The data and the code for ***''Deep Learning Model for Finding New Superconductors'' by Tomohiko Konno, Hodaka Kurokawa, Fuyuki Nabeshima, Yuki Sakishita, Ryo Ogawa, Iwao Hosako, and Atsutaka Maeda, Physical Review B
The paper is open access, and Arxiv version is found here.
A very good review in Japanese is found here.
The data and the codes can be used under the condition that you cite the following two papers. Also see Licence.
%\cite{PhysRevB.103.014509}
@article{PhysRevB.103.014509,
title = {Deep learning model for finding new superconductors},
author = {Konno, Tomohiko and Kurokawa, Hodaka and Nabeshima, Fuyuki and Sakishita, Yuki and Ogawa, Ryo and Hosako, Iwao and Maeda, Atsutaka},
journal = {Phys. Rev. B},
volume = {103},
issue = {1},
pages = {014509},
numpages = {6},
year = {2021},
month = {Jan},
publisher = {American Physical Society},
doi = {10.1103/PhysRevB.103.014509},
url = {https://link.aps.org/doi/10.1103/PhysRevB.103.014509}
}
The candidate materials list is found in the following file.
go_open_candidate_materials_list.xlsx
The column num_elements
denotes the number of elements the material has, O_contained
denotes whether the material contains oxide or nor, and so forth.
The data handling is explained in detail in the supplementary materials of our paper.
The data as of 2018, 2009, and 2007 are under ./2018
, ./2009
, and ./2007
, respectively.
The data and the codes are separate according to the years in order not to be mixed. You must enter the directories.

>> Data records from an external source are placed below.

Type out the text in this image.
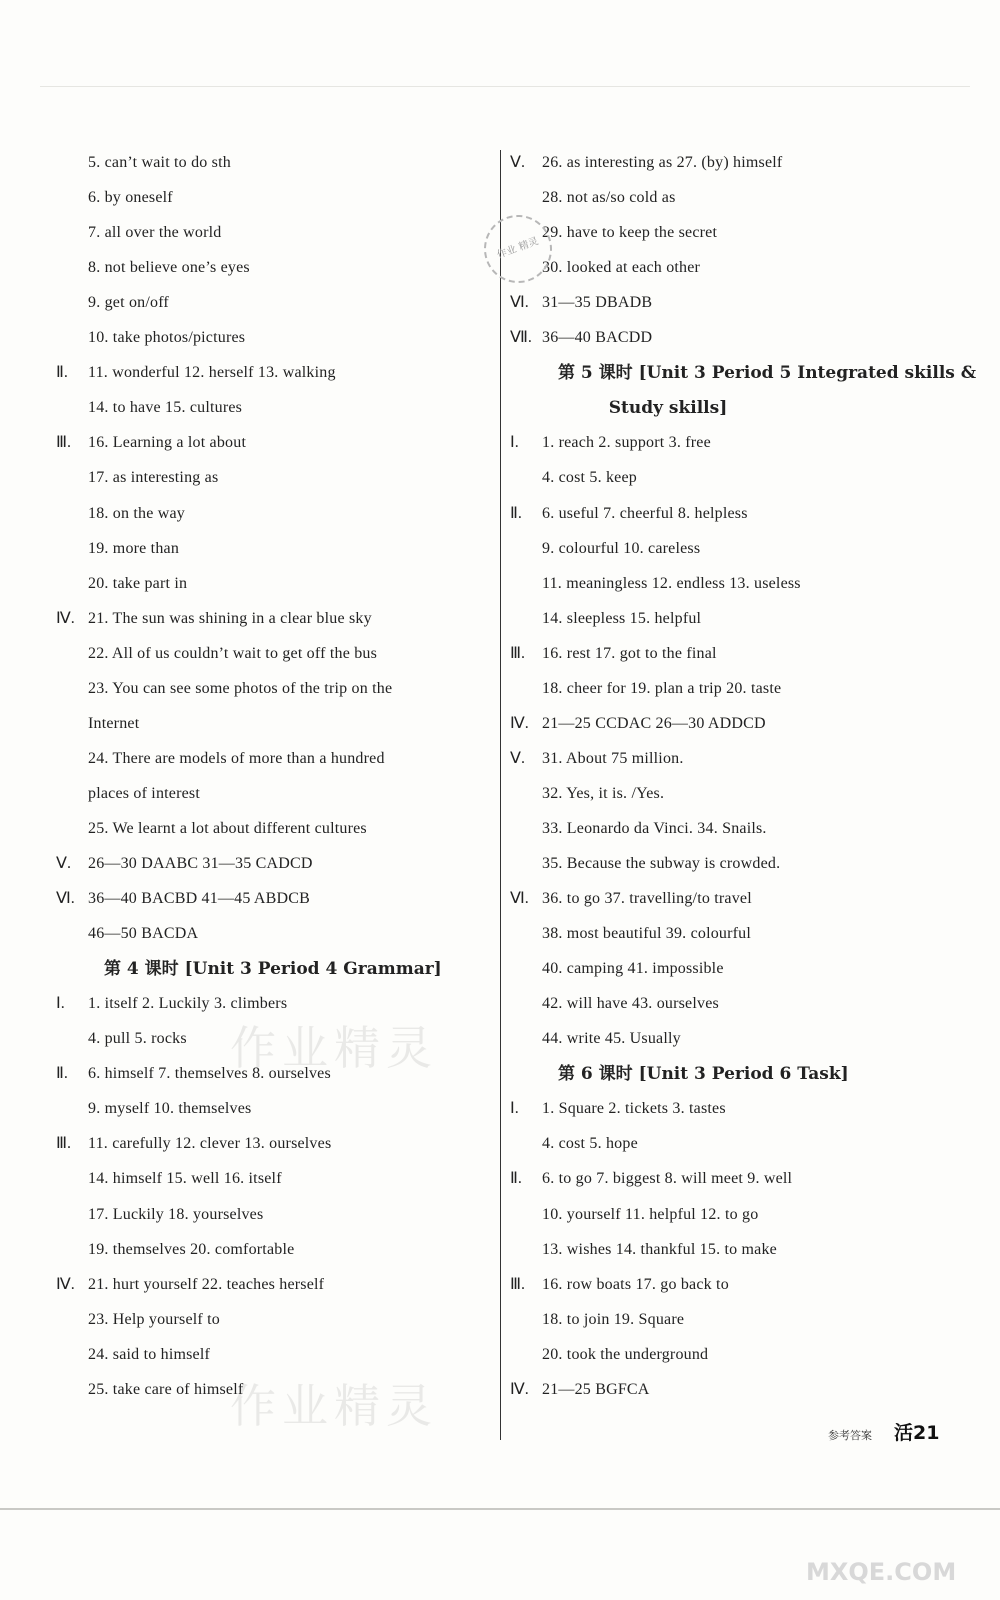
5. can’t wait to do sth
6. by oneself
7. all over the world
8. not believe one’s eyes
9. get on/off
10. take photos/pictures
Ⅱ. 11. wonderful 12. herself 13. walking
14. to have 15. cultures
Ⅲ. 16. Learning a lot about
17. as interesting as
18. on the way
19. more than
20. take part in
Ⅳ. 21. The sun was shining in a clear blue sky
22. All of us couldn’t wait to get off the bus
23. You can see some photos of the trip on the
Internet
24. There are models of more than a hundred
places of interest
25. We learnt a lot about different cultures
Ⅴ. 26—30 DAABC 31—35 CADCD
Ⅵ. 36—40 BACBD 41—45 ABDCB
46—50 BACDA
第 4 课时 [Unit 3 Period 4 Grammar]
Ⅰ. 1. itself 2. Luckily 3. climbers
4. pull 5. rocks
Ⅱ. 6. himself 7. themselves 8. ourselves
9. myself 10. themselves
Ⅲ. 11. carefully 12. clever 13. ourselves
14. himself 15. well 16. itself
17. Luckily 18. yourselves
19. themselves 20. comfortable
Ⅳ. 21. hurt yourself 22. teaches herself
23. Help yourself to
24. said to himself
25. take care of himself
Ⅴ. 26. as interesting as 27. (by) himself
28. not as/so cold as
29. have to keep the secret
30. looked at each other
Ⅵ. 31—35 DBADB
Ⅶ. 36—40 BACDD
第 5 课时 [Unit 3 Period 5 Integrated skills &
Study skills]
Ⅰ. 1. reach 2. support 3. free
4. cost 5. keep
Ⅱ. 6. useful 7. cheerful 8. helpless
9. colourful 10. careless
11. meaningless 12. endless 13. useless
14. sleepless 15. helpful
Ⅲ. 16. rest 17. got to the final
18. cheer for 19. plan a trip 20. taste
Ⅳ. 21—25 CCDAC 26—30 ADDCD
Ⅴ. 31. About 75 million.
32. Yes, it is. /Yes.
33. Leonardo da Vinci. 34. Snails.
35. Because the subway is crowded.
Ⅵ. 36. to go 37. travelling/to travel
38. most beautiful 39. colourful
40. camping 41. impossible
42. will have 43. ourselves
44. write 45. Usually
第 6 课时 [Unit 3 Period 6 Task]
Ⅰ. 1. Square 2. tickets 3. tastes
4. cost 5. hope
Ⅱ. 6. to go 7. biggest 8. will meet 9. well
10. yourself 11. helpful 12. to go
13. wishes 14. thankful 15. to make
Ⅲ. 16. row boats 17. go back to
18. to join 19. Square
20. took the underground
Ⅳ. 21—25 BGFCA
作业 精灵
作业精灵
作业精灵
参考答案 活21
MXQE.COM
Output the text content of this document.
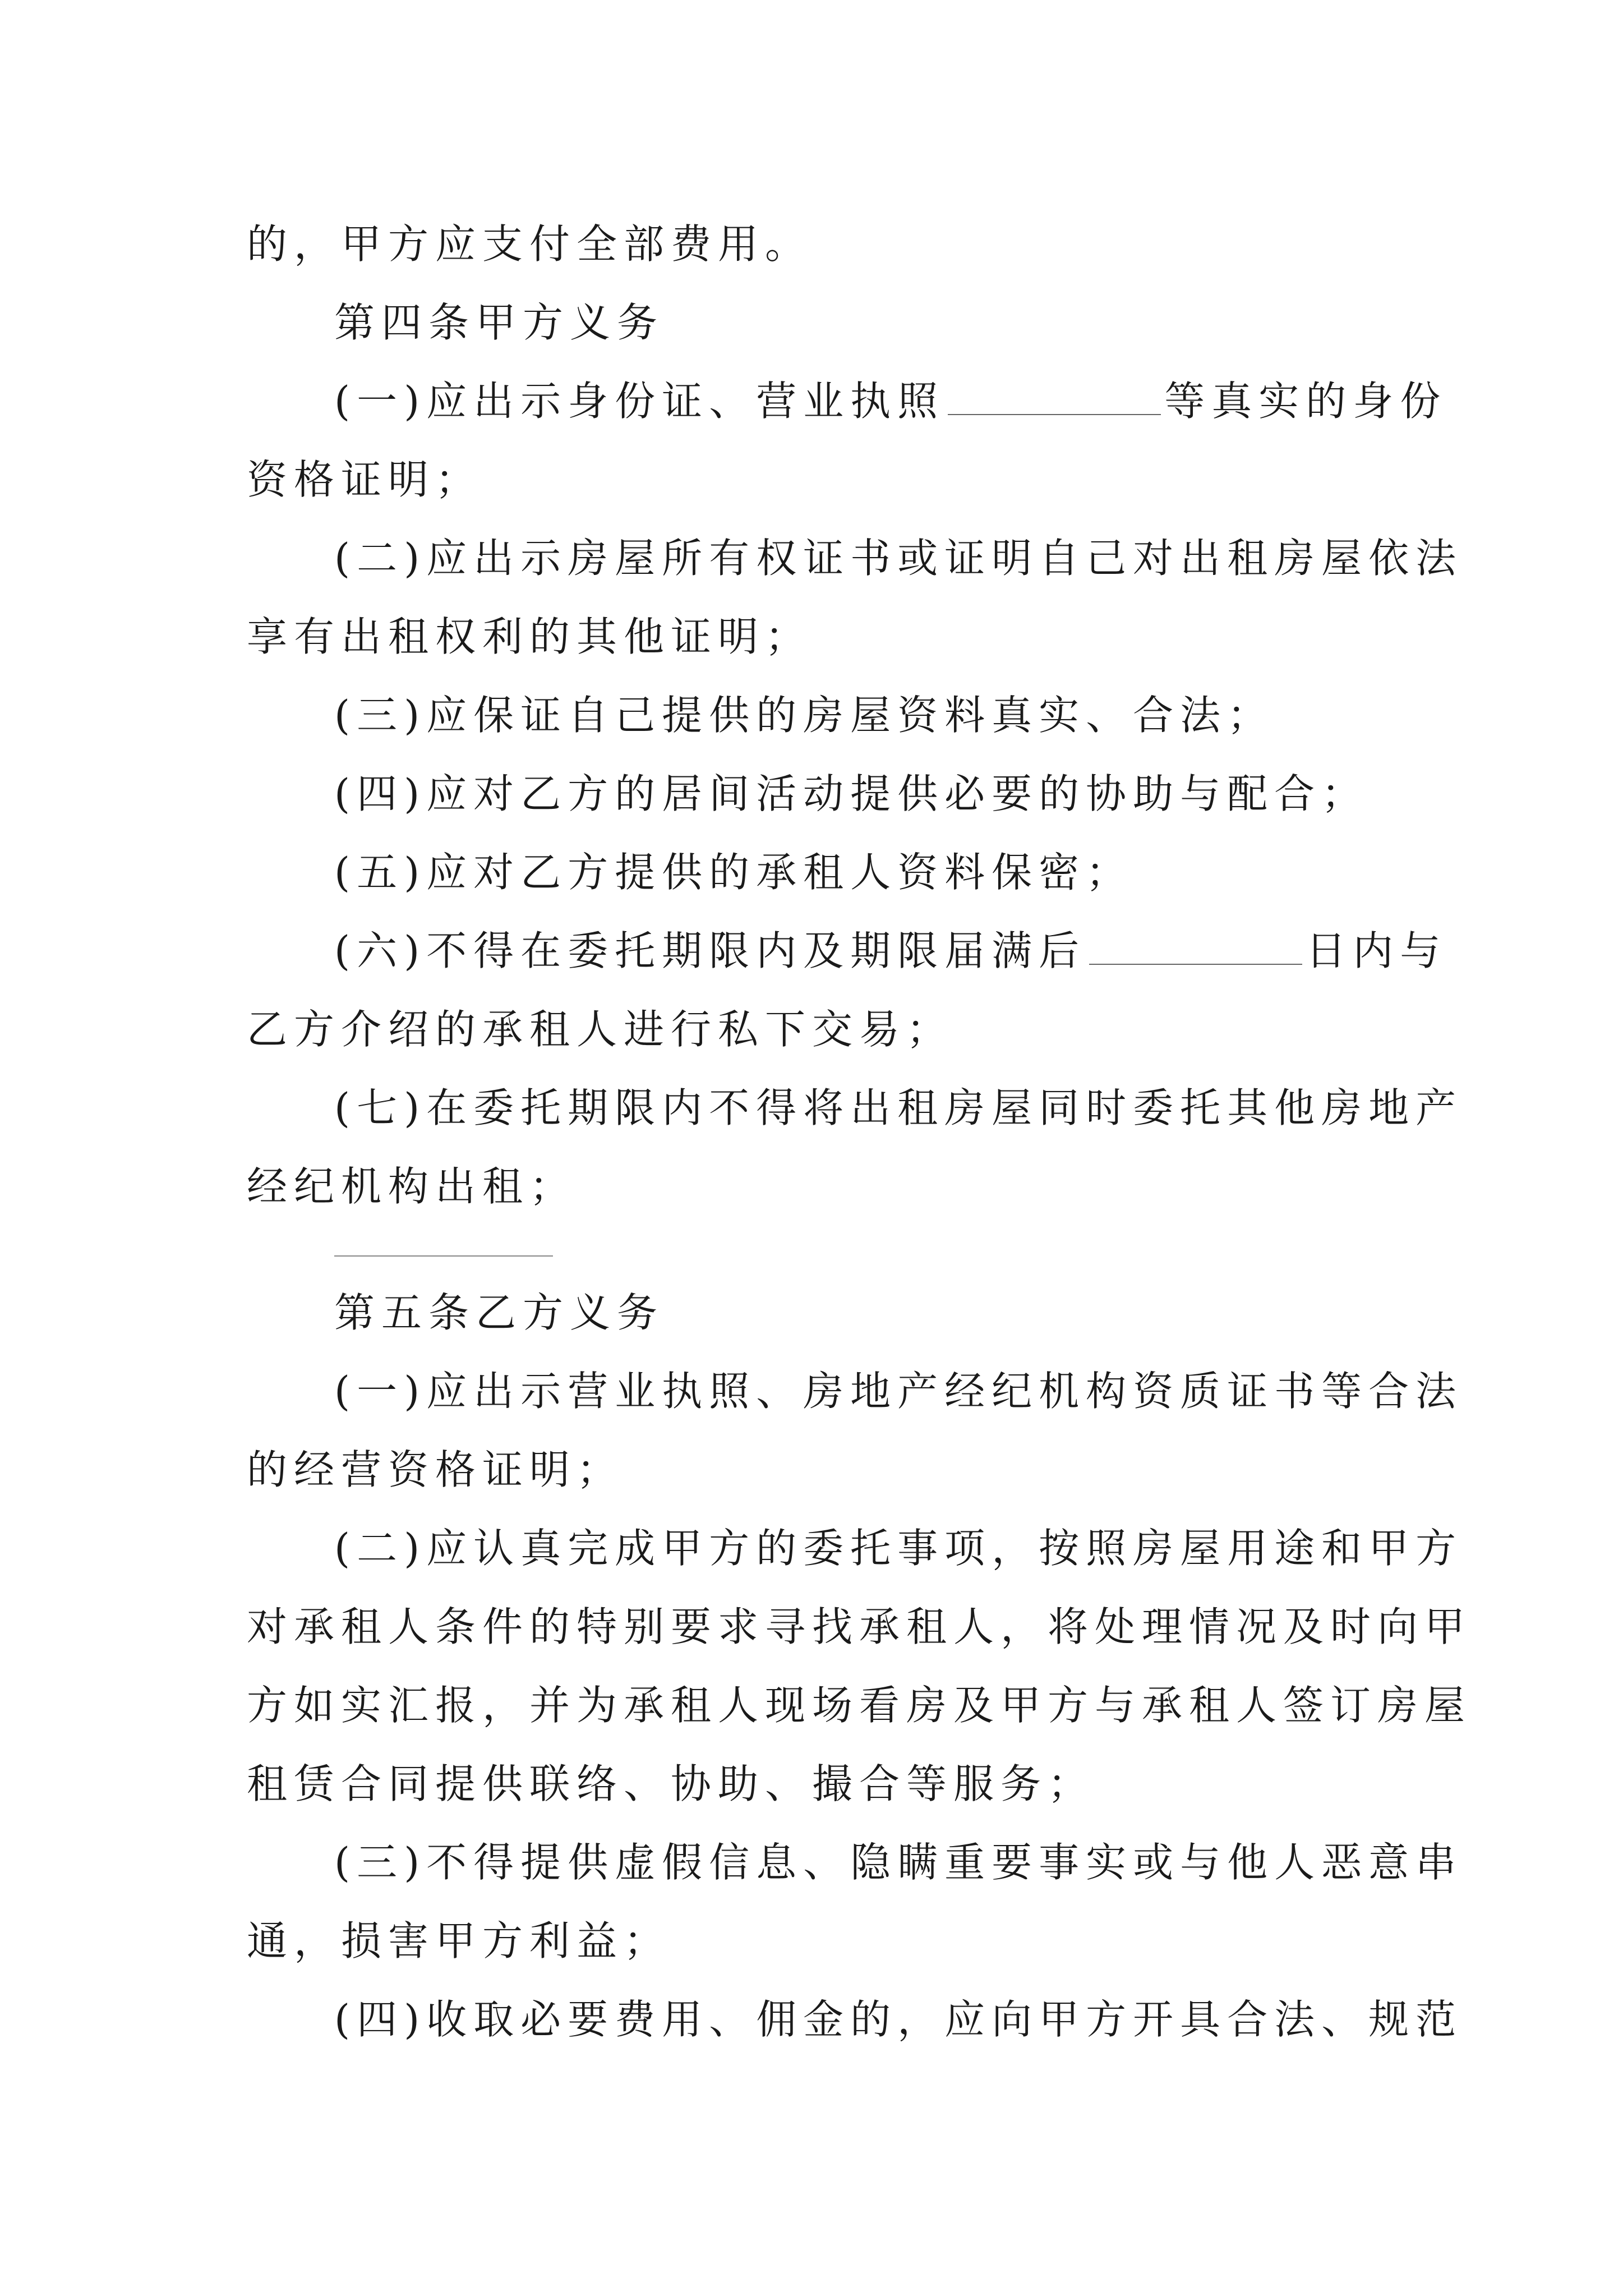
的，甲方应支付全部费用。
第四条甲方义务
(一)应出示身份证、营业执照	等真实的身份
资格证明；
(二)应出示房屋所有权证书或证明自己对出租房屋依法
享有出租权利的其他证明；
(三)应保证自己提供的房屋资料真实、合法；
(四)应对乙方的居间活动提供必要的协助与配合；
(五)应对乙方提供的承租人资料保密；
(六)不得在委托期限内及期限届满后	日内与
乙方介绍的承租人进行私下交易；
(七)在委托期限内不得将出租房屋同时委托其他房地产
经纪机构出租；
第五条乙方义务
(一)应出示营业执照、房地产经纪机构资质证书等合法
的经营资格证明；
(二)应认真完成甲方的委托事项，按照房屋用途和甲方
对承租人条件的特别要求寻找承租人，将处理情况及时向甲
方如实汇报，并为承租人现场看房及甲方与承租人签订房屋
租赁合同提供联络、协助、撮合等服务；
(三)不得提供虚假信息、隐瞒重要事实或与他人恶意串
通，损害甲方利益；
(四)收取必要费用、佣金的，应向甲方开具合法、规范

We collected the data of superconductors and non-superconductors from Ref. by Hosono et al., and entered missing values by investigating each original paper cited in the reference (see our paper for detail). The data becomes the test data for identifying superconductors and are in./[year]/first_data/ first_concat_list_dup_over_training_removed.csv
for each year. The [year] is for 2018, 2009, and 2007. The data itself had been collected since 2010. From this point, to use the data of 2009 is the best way to test the model. For each year, the data in the test data that overlap the data of SuperCon and COD as of the year are removed. This is what is meant by the year. For years other than 2009, these data are used to exclude wrong models as explained in our paper.
The data of inorganic materials from COD for the method of "garbage-in" is in ./[year]/cod_data/chemical_formula_sum_overlap_removed_2.csv
The [year] is for 2018, 2009, and 2007. The data reported until the [year] is collected for each [year].
Because National Institute for Materials Science (NIMS) prohibits us from opening the data of superconductors for you, instead of opening the data and the data in reading periodic table data format, we provide the code for preprocessing the data from the database of superconductors (SuperCon).
If you use the code, you can get the preprocessed data of superconductors and the data of superconductors in reading periodic table data format.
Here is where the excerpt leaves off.